In an emergency Saturday sitting, British MPs were brought back from Easter recess in a hurry to enact emergency laws that will ensure the blast furnaces of British Steel remain operational, as nationalisation of Britain’s sole maker of virgin steel grows more likely.
China’s Jingye Group-owned Scunthorpe plant, with 3,500 workers, risks closure after negotiations on how to fund a shift to more environmentally friendly steel production broke down. With furnaces said to be losing £700,000 daily, the government indicated drastic action was necessary to avoid them shutting down shortly and to buy more time to broker a sustainable future for the firm.
The legislation, passed on Saturday, gives ministers powers to control British Steel’s operations, ensure staff pay, and command the raw materials required to maintain production. The previous time Parliament sat on a Saturday during a recess was in 1982 during the Falklands War.
Business Minister Jonathan Reynolds informed MPs that state control was now an eventual prospect, but the government would still want to collaborate with the private sector. “Delaying today would make any other preferable option unconsiderable,” Reynolds stated.

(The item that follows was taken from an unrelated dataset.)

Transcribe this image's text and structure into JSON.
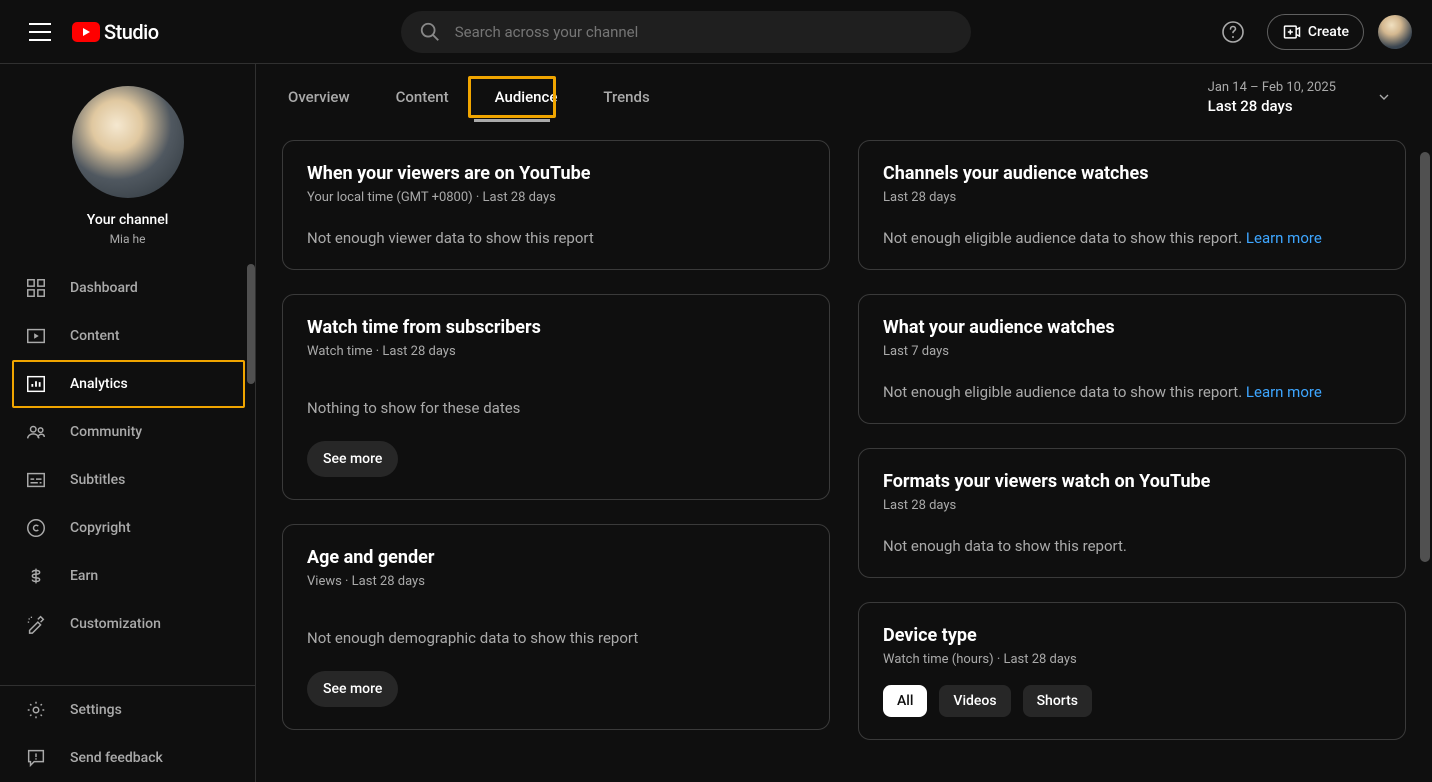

Closing of the Scunthorpe furnaces would make the UK the sole G7 country incapable of manufacturing virgin steel from raw materials. British Steel has been in trouble amidst a worldwide surplus of steel, high energy prices, and recently imposed 25% tariffs on exports of steel to the US a market valued at £400 million a year.
The government of the UK has set aside £2.5 billion for the steel industry, with a national plan to come out next spring in 2025. Meanwhile, Tata Steel’s Port Talbot works are switching to electric arc furnaces, but new production won’t start until 2027 or beyond.
Nationalising British Steel would be the biggest state action since the 2008 bank bailouts.